Friday, January 17, 2020

Kanneh-Mason becomes the first cellist in the history of the UK Official Album Chart to break into the Top 10 and the first British classical instrumentalist in 30 years

Sheku Kanneh-Mason makes history (photo: Jake Turney)
Sheku Kanneh-Mason makes history (photo: Jake Turney)

Not since Nigel Kennedy's landmark recording of Vivaldi's Four Seasons in 1989 has a British classical musician earned a place in the Top 10 of the UK Official Album Charts, but all that changed today as it was announced that Sheku Kanneh-Mason's new album, Elgar, is a new entry at No 8. The album is, perhaps unsurprisingly, also No 1 in the Specialist Classical Chart.
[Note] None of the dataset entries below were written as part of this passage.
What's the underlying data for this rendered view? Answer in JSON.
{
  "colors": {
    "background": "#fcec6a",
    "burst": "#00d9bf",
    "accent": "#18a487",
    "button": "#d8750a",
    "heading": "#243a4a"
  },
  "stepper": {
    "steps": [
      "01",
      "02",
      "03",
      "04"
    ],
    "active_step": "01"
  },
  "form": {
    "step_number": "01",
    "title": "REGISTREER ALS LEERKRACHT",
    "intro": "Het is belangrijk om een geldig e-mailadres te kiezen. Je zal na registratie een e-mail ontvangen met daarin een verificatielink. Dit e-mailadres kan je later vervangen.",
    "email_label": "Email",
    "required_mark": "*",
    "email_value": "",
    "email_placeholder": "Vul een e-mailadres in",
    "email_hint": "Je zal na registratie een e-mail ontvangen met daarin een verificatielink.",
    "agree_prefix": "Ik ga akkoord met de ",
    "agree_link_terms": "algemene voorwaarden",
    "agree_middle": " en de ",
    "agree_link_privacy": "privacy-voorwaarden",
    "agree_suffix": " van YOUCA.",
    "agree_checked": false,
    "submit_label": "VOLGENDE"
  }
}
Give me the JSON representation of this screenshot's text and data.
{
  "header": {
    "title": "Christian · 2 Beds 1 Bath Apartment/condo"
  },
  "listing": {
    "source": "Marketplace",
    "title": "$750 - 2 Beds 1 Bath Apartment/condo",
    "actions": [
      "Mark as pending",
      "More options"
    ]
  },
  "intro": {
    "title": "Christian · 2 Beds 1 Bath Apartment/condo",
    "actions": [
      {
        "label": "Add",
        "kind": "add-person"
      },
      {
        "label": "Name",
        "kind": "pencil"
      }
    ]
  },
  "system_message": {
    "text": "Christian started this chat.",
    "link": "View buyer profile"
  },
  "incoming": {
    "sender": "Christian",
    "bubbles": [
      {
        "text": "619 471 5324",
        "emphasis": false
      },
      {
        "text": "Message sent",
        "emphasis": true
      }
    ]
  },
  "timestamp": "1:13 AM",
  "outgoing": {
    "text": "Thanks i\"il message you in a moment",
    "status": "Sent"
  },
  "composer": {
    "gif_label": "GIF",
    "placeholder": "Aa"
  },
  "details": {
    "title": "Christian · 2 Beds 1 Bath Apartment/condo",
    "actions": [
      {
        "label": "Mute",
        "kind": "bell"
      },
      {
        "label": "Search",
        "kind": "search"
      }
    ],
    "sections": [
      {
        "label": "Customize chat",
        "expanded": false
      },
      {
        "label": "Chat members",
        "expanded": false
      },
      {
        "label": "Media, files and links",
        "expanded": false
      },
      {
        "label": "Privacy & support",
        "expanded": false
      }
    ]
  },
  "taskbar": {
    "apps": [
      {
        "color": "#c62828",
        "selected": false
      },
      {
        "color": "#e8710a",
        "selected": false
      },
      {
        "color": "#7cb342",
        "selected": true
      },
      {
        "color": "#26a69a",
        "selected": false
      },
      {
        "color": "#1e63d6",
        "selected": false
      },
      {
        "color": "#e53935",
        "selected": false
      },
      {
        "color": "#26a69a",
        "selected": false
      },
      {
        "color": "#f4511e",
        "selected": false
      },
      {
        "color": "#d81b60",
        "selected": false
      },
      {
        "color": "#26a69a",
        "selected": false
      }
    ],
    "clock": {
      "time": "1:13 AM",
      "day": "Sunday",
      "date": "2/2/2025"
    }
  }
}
The centrepiece of the album is a performance of Elgar's Cello Concerto with Sir Simon Rattle and the London Symphony Orchestra, but Elgar also features music by Frank Bridge, Ernest Bloch, Julius Klengel and Fauré.

Reaching No 8 in the UK Official Album Charts is a remarkable achievement for the 20-year-old cellist, who is still studying music at the Royal Academy of Music in London and was named an MBE in the New Year's Honours list. 

On hearing the news of his chart success, Kanneh-Mason said: 'I am so excited that my album is in the Top 10 of the Official UK Album Chart – thank you Edward Elgar for writing such a fantastic piece of music! And thank you to Sir Simon Rattle and all the other great artists who feature on the recording too.'

Sheku Kanneh-Mason won the BBC Young Musician competition in 2016 and his debut album, Inspiration, reached No 11 in the UK Album Chart following his memorable performance at the wedding of the Duke and Duchess of Sussex in May 2018. 

In a recent interview with Gramophone's Richard Bratby, Kanneh-Mason explained how, with so many famous interpretations of the Elgar Cello Concerto on record (most famously of all, of course, by Jacqueline du Pré), he found his own way into this music: ‘Just playing it, and listening to the harmony, tells you a lot. The way the chords subtly move and change; there’s a lot of expression in those chords alone. The concerto is a mixture of things, including confusion. Particularly in the second movement, there’s a kind of unsettled quality. Maybe a lot of people see that movement as humorous, but I think it’s more unsettled and unstable than humorous. And the first movement I think is very sad, but not always outwardly sad. And maybe that’s what Elgar was like as a person. There’s a lot of loneliness and sadness, but not in an obvious, “out there”, way.’